Dass sich am allgemeinen Trend zu mehr Einbrüchen etwas ändert, glaubt der Gewerkschaftsvorsitzende nicht. „Die Qualität der vorhandenen Ermittler ist gut, aber es fehlt schlicht an Personal, Technik und Analysekompetenz“, sagt er. „Beim Bürger muss so die Botschaft ankommen, der Staat kümmere sich nicht und verwalte lediglich.“ Das Innenministerium möchte sich zu den Zahlen und den daraus resultierenden Konsequenzen mit Verweis auf die Vorstellung der Statistik am Mittwoch nicht vorab äußern.

Was kann der Bund tun?

Von Minister Thomas de Maizière (CDU) fordert Wendt konkrete Maßnahmen, zum Beispiel eine übergreifende Vernetzung. „Wie im Bereich der Terrorbekämpfung muss es auch bei Straftaten wie Einbrüchen eine zentrale Informationssteuerung geben“, sagt er. „Die Möglichkeiten eines – auch europaweiten – Austausches gibt es, man muss sie nur nutzen.“ Im Moment arbeitet die Innenministerkonferenz einen bundesweiten Lagebericht zum Thema aus, der Ort, Zeit und die Art und Weise aller Einbrüche verzeichnen soll.

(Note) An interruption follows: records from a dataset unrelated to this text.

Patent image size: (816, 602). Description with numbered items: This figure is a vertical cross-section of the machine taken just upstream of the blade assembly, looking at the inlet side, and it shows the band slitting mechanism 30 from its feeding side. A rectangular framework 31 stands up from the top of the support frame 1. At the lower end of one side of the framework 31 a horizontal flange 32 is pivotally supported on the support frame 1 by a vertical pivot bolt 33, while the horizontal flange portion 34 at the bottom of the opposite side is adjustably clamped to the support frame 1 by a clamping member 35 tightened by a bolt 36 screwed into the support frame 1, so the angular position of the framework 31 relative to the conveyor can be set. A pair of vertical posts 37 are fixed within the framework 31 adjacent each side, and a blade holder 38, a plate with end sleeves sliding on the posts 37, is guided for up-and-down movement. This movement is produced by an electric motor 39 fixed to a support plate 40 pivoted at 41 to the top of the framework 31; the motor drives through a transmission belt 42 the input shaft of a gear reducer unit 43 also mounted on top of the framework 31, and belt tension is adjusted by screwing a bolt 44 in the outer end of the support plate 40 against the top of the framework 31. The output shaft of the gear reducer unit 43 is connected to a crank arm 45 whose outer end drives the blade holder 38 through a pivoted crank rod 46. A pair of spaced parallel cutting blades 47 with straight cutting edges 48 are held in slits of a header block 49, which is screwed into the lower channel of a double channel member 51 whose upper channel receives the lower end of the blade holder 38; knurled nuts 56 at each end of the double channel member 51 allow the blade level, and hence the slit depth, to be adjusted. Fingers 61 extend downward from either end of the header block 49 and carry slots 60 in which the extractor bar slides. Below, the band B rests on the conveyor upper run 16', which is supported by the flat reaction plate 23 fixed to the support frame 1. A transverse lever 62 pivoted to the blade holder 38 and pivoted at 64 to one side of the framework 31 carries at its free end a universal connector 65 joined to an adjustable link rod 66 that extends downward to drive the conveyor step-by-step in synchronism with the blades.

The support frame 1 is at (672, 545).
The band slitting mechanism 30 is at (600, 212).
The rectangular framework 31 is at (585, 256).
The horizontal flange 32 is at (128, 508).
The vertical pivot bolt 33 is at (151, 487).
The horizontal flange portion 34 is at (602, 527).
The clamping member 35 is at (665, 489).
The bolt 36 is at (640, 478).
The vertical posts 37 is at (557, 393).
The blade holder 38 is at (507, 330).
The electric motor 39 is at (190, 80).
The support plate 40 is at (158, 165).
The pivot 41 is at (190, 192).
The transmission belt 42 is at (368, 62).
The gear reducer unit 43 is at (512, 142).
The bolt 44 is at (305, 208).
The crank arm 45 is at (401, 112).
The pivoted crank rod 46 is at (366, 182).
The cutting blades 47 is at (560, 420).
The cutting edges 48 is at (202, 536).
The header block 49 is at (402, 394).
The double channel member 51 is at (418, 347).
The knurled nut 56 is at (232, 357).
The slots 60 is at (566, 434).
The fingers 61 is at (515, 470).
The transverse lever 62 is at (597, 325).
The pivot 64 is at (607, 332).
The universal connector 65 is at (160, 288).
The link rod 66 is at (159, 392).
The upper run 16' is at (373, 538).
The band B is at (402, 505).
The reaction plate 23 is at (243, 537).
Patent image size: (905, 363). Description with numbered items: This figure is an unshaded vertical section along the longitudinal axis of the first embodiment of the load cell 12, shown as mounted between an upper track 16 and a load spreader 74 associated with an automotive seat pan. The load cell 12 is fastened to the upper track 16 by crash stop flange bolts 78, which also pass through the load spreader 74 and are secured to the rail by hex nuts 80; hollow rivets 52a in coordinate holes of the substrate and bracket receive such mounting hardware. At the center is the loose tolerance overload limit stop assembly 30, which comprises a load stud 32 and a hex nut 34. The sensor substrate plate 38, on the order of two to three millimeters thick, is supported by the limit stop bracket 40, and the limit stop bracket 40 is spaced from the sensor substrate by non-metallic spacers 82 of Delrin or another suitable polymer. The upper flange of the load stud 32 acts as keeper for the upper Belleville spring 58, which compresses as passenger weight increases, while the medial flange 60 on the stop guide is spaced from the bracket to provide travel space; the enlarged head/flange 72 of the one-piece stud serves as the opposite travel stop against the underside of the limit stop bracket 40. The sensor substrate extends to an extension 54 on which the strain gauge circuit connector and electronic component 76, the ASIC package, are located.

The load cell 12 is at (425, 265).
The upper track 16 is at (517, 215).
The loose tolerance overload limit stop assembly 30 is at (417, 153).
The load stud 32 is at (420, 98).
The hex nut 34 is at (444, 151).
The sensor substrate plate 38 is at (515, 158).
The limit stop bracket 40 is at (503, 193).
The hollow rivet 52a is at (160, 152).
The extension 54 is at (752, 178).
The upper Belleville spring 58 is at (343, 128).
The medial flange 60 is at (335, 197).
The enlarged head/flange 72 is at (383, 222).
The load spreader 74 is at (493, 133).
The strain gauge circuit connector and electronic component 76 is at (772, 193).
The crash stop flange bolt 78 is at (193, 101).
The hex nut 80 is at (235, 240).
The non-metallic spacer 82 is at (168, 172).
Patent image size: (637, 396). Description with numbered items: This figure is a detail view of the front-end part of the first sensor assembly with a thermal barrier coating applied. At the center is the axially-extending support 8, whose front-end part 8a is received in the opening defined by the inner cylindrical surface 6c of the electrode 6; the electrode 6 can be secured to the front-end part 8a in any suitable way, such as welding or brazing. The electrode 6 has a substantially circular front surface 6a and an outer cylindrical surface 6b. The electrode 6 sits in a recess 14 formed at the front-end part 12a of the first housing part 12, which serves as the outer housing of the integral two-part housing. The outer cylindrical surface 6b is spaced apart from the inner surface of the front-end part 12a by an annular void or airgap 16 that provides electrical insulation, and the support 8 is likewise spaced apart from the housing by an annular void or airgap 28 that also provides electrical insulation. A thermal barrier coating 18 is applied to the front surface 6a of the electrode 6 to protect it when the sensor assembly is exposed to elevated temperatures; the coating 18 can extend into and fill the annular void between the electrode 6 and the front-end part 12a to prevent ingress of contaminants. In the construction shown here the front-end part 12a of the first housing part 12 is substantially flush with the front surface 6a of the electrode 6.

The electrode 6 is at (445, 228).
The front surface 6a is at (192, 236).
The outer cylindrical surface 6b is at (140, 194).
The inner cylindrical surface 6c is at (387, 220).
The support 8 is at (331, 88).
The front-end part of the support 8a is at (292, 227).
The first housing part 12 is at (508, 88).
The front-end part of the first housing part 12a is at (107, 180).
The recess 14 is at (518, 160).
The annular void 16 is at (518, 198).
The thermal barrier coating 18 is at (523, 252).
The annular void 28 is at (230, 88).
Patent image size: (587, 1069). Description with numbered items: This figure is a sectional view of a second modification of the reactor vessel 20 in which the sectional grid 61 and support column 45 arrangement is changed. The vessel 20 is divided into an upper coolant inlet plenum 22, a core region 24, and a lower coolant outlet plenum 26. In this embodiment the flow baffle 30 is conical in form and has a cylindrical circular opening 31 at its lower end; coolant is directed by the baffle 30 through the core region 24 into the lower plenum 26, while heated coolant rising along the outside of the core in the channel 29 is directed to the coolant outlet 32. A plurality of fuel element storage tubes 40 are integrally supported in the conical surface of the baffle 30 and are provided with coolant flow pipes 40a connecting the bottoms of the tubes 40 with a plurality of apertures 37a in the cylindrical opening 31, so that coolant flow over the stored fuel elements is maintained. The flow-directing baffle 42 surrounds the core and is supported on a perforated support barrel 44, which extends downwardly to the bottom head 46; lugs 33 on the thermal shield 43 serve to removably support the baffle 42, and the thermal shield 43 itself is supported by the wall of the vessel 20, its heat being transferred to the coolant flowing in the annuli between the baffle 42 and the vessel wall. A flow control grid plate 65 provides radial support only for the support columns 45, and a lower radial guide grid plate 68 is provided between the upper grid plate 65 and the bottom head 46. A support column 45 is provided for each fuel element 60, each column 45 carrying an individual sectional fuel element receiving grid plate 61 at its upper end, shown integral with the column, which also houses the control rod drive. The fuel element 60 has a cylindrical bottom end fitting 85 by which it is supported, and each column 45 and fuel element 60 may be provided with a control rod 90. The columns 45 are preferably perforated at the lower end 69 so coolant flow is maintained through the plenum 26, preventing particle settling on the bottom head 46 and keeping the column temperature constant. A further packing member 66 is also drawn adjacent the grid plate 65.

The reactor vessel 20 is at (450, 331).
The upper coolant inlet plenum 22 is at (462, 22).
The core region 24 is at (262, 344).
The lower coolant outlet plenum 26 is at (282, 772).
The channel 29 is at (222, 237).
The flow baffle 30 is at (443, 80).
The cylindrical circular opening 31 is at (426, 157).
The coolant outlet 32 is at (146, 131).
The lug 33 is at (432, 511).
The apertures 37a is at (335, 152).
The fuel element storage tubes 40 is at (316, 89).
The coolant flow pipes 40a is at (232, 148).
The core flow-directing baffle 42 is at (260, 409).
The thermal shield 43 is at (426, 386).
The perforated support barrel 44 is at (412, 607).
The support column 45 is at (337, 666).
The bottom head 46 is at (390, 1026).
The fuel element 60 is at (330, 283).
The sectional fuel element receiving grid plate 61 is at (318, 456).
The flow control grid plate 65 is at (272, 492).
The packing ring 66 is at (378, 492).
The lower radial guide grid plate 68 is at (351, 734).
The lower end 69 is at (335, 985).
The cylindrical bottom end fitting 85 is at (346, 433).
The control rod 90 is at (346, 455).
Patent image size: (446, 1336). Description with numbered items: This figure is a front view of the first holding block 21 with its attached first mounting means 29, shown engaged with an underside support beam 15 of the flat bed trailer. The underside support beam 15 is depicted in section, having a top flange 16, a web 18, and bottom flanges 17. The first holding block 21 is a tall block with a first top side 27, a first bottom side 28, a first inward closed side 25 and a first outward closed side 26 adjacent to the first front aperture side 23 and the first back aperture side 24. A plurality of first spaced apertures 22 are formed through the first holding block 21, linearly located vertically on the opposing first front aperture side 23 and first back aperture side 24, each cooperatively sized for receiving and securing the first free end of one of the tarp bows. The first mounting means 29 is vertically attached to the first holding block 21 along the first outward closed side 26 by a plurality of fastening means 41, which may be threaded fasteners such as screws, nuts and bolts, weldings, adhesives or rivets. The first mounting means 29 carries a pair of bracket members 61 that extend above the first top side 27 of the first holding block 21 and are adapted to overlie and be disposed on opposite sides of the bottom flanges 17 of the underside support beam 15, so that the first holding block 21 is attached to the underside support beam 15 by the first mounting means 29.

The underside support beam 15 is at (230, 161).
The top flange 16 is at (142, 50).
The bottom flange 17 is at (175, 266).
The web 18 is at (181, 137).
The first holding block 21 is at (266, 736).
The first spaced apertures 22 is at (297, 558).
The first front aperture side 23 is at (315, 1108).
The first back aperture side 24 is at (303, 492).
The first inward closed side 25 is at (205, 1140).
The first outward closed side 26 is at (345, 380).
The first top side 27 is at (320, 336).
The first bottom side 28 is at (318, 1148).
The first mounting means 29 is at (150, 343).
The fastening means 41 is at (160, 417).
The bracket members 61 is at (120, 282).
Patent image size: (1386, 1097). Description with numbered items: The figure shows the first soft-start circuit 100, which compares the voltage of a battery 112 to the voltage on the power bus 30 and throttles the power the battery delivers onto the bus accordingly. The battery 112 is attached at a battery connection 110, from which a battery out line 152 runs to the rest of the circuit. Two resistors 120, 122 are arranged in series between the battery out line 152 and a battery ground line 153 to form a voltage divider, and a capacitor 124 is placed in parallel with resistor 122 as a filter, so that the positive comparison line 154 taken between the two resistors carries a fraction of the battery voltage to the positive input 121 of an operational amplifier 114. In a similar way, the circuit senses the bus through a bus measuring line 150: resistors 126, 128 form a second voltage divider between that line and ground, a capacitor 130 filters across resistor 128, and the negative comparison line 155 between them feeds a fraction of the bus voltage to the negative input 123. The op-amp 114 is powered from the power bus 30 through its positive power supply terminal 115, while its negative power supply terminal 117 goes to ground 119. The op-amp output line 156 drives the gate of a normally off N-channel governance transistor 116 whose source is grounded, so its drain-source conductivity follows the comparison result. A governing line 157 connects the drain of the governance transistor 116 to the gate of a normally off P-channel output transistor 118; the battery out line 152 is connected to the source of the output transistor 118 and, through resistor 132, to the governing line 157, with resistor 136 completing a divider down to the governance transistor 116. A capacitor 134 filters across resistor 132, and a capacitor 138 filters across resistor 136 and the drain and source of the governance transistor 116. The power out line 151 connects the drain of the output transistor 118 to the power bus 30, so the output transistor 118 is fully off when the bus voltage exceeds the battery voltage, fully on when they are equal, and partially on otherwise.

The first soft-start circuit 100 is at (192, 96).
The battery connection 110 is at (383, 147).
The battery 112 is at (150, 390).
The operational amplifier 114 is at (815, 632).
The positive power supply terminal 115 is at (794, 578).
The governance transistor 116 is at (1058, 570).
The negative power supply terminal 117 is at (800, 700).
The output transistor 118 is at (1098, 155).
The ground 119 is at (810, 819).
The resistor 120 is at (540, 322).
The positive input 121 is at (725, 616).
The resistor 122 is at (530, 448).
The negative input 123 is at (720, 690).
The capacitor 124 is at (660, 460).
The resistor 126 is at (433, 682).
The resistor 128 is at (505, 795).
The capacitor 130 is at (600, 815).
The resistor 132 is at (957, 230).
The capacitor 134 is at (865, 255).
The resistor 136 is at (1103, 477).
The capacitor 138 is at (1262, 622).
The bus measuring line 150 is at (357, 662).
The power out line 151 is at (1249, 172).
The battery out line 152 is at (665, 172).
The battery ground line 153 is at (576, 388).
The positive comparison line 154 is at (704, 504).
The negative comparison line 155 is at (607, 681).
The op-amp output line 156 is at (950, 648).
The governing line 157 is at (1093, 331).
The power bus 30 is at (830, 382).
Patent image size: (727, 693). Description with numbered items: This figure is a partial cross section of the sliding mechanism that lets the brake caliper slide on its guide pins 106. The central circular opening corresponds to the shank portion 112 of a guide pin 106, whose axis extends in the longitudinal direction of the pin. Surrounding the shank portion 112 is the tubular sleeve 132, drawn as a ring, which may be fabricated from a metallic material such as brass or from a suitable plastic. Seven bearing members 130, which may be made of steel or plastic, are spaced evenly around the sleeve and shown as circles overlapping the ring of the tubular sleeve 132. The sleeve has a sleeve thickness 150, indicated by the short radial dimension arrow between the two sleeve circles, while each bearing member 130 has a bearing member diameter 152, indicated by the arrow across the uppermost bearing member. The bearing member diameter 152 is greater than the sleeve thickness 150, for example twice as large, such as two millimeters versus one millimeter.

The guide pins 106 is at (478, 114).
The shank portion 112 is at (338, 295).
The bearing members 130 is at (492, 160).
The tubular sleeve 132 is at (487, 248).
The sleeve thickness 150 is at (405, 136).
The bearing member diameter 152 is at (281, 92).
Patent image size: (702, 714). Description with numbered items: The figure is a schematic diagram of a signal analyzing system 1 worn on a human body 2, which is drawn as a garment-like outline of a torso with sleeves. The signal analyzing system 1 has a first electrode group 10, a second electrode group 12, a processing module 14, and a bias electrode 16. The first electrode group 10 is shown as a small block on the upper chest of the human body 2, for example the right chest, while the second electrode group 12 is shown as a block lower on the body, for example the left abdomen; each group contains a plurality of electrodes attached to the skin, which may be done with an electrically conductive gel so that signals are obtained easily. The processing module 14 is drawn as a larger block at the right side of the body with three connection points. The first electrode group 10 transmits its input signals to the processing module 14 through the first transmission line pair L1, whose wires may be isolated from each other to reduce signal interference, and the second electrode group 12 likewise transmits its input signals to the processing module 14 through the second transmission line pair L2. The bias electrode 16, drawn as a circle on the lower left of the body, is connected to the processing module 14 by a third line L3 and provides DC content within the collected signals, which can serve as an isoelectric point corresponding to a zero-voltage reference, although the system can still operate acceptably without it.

Trotzdem beklagt Wendt, dass die Politik „das Feld immer noch zu sehr der Privatwirtschaft überlässt“. Tatsächlich verzeichnete der Gesamtverband der Deutschen Versicherungswirtschaft (GDV) im Fall von Einbrüchen 2013 Rekordkosten, wie er am Montag mitteilte. Demnach leisteten die Versicherer 480 Millionen Euro und damit 20 Millionen mehr als noch im Jahr zuvor. „Zu oft finden Einbrecher nur wenig gesicherte Wohnungen und Häuser“, sagte der GDV-Vorsitzende Jörg von Fürstenwerth. Darüber hinaus seien die Summen gestiegen, weil die Haushalte über immer mehr teure technische Geräte wie Laptops oder Smartphones verfügen.

Doch was folgt daraus? Immer mehr Vorsichtsmaßnahmen? Das vierte Sicherheitsschloss an der Tür? Komplett verriegelte Häuser? Nach Aussage der Polizei ist es zwar ratsam, sich ausreichend abzusichern, dennoch benötige es grundlegende Veränderungen bei den Ermittlungen. In Nordrhein-Westfalen beispielsweise ist ein Pilotprojekt gestartet, bei dem Schutzpolizisten in die Suche nach Einbrechern eingebunden werden. Sie überprüfen verdächtige Personen im Rahmen üblicher Verkehrskontrollen. Gerade bei organisierten kriminellen Banden verspricht sich die Polizei so eine höhere Aufklärungsrate, weil mögliche Reisewege der Kriminellen besser verfolgt werden können.

Abgeschreckt fühlen sich die Täter dadurch bisher noch nicht. Im Gegenteil: Immer mehr von ihnen, auch das zeigt die Statistik, brechen tagsüber in Wohnungen und Häuser ein. Mit ziemlicher Gewissheit, sowieso nicht geschnappt zu werden.